BISNIS MARKET - Langkah tegas penegakan hukum kini mendesak dilakukan terhadap puluhan pabrik rokok di Kabupaten Sumenep yang nekat mengoperasikan mesin pelinting tanpa izin.

Berdasarkan temuan di lapangan, terdapat puluhan mesin pelinting yang diduga melanggar ketentuan pendaftaran barang kena cukai. Operasional mesin-mesin ini secara terang-terangan menabrak mandat Peraturan Menteri Keuangan (PMK) Nomor 72 Tahun 2024.

​Sesuai regulasi terbaru, setiap mesin pelinting rokok wajib terdaftar secara resmi dan lokasinya harus diverifikasi oleh petugas untuk mencegah terjadinya pergeseran kepemilikan tanpa izin.

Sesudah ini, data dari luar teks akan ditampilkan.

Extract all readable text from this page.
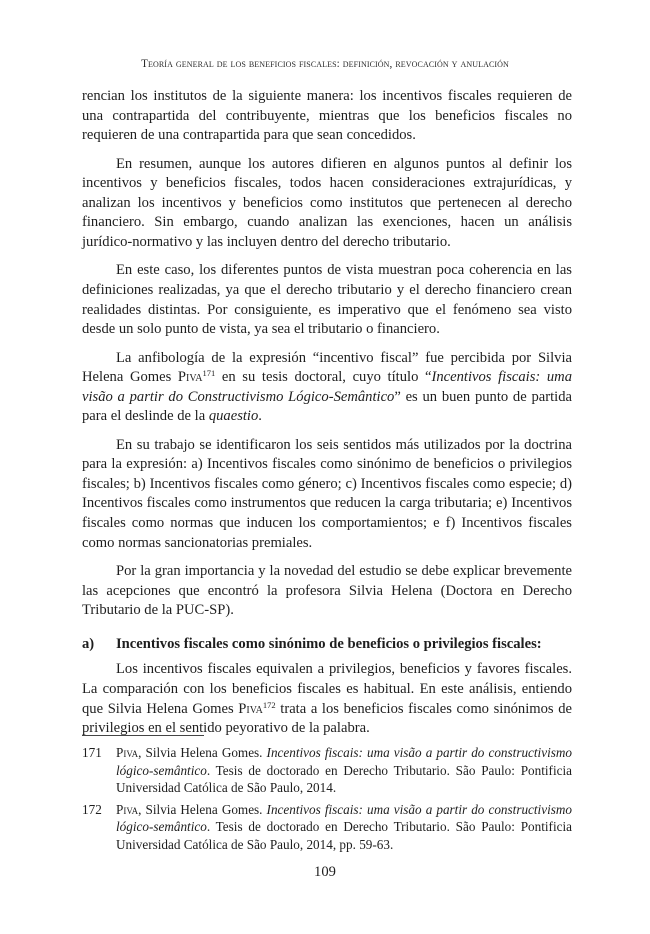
Teoría general de los beneficios fiscales: definición, revocación y anulación

rencian los institutos de la siguiente manera: los incentivos fiscales requieren de una contrapartida del contribuyente, mientras que los beneficios fiscales no requieren de una contrapartida para que sean concedidos.

En resumen, aunque los autores difieren en algunos puntos al definir los incentivos y beneficios fiscales, todos hacen consideraciones extrajurídicas, y analizan los incentivos y beneficios como institutos que pertenecen al derecho financiero. Sin embargo, cuando analizan las exenciones, hacen un análisis jurídico-normativo y las incluyen dentro del derecho tributario.

En este caso, los diferentes puntos de vista muestran poca coherencia en las definiciones realizadas, ya que el derecho tributario y el derecho financiero crean realidades distintas. Por consiguiente, es imperativo que el fenómeno sea visto desde un solo punto de vista, ya sea el tributario o financiero.

La anfibología de la expresión “incentivo fiscal” fue percibida por Silvia Helena Gomes Piva$^{171}$ en su tesis doctoral, cuyo título “Incentivos fiscais: uma visão a partir do Constructivismo Lógico-Semântico” es un buen punto de partida para el deslinde de la quaestio.

En su trabajo se identificaron los seis sentidos más utilizados por la doctrina para la expresión: a) Incentivos fiscales como sinónimo de beneficios o privilegios fiscales; b) Incentivos fiscales como género; c) Incentivos fiscales como especie; d) Incentivos fiscales como instrumentos que reducen la carga tributaria; e) Incentivos fiscales como normas que inducen los comportamientos; e f) Incentivos fiscales como normas sancionatorias premiales.

Por la gran importancia y la novedad del estudio se debe explicar brevemente las acepciones que encontró la profesora Silvia Helena (Doctora en Derecho Tributario de la PUC-SP).

a)	Incentivos fiscales como sinónimo de beneficios o privilegios fiscales:

Los incentivos fiscales equivalen a privilegios, beneficios y favores fiscales. La comparación con los beneficios fiscales es habitual. En este análisis, entiendo que Silvia Helena Gomes Piva$^{172}$ trata a los beneficios fiscales como sinónimos de privilegios en el sentido peyorativo de la palabra.

171	Piva, Silvia Helena Gomes. Incentivos fiscais: uma visão a partir do constructivismo lógico-semântico. Tesis de doctorado en Derecho Tributario. São Paulo: Pontificia Universidad Católica de São Paulo, 2014.
172	Piva, Silvia Helena Gomes. Incentivos fiscais: uma visão a partir do constructivismo lógico-semântico. Tesis de doctorado en Derecho Tributario. São Paulo: Pontificia Universidad Católica de São Paulo, 2014, pp. 59-63.
109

"Namun, kenyataannya di Sumenep, banyak pengusaha yang mengabaikan prosedur ini dan justru bermain di zona abu-abu dengan memanfaatkan surat izin uji coba. Penegakan hukum yang lemah di tingkat daerah dianggap sebagai pemicu utama pembangkangan regulasi ini," kata Moh. Ilur Anam, Ketua KPK (Komunitas Pencinta Kretek) Madura dalam keterangannya di Madura, Minggu, 17 Mei 2026.

​Menurut Ilur, secara yuridis, tindakan memproduksi rokok tanpa izin resmi merupakan tindak pidana yang merugikan keuangan negara. Berdasarkan data konsumsi tahun 2025 dengan prevalensi perokok mencapai 38,7%, rokok ilegal yang diproduksi mesin-mesin ini berkontribusi pada hilangnya pendapatan negara sebesar Rp188,71 triliun per tahun. Oleh karena itu, penyitaan terhadap puluhan mesin tersebut menjadi langkah hukum yang tidak bisa ditawar lagi.

"​Modus operandi pengusaha yang melaporkan "mesin rusak" untuk memperpanjang izin sementara harus dilihat sebagai bentuk manipulasi hukum. Aparat penegak hukum seharusnya tidak hanya memeriksa dokumen formal, tetapi juga melakukan audit teknis di lapangan. Jika terbukti ada produksi massal selama masa "uji coba", maka unsur pidana penggelapan cukai telah terpenuhi dan harus segera naik ke tahap penyidikan," ungkap Ilur.

​Dijelaskan Ilur, ketegasan hukum sangat diperlukan untuk melindungi tarif cukai SKTF sebesar Rp1.231 per batang. Tanpa adanya efek jera, para pengusaha ilegal akan terus merasa aman dalam menjalankan aksinya karena merasa dilindungi oleh oknum petugas.

Akibatnya, realisasi penerimaan CHT nasional yang baru mencapai Rp176,5 triliun hingga Oktober 2025 akan terus berada di bawah bayang-bayang kegagalan target.

"​Selain sanksi administratif berupa pencabutan izin usaha, para pelaku juga dapat dijerat dengan undang-undang tindak pidana pencucian uang (TPPU). Hal ini dikarenakan keuntungan dari produksi ilegal yang mencapai miliaran rupiah per hari tersebut diduga dialirkan untuk memperkuat infrastruktur produksi ilegal lainnya. Penegakan hukum harus dilakukan secara komprehensif dari hulu hingga hilir, mulai dari penyitaan mesin hingga pemblokiran rekening pengusaha nakal," kata Ilur.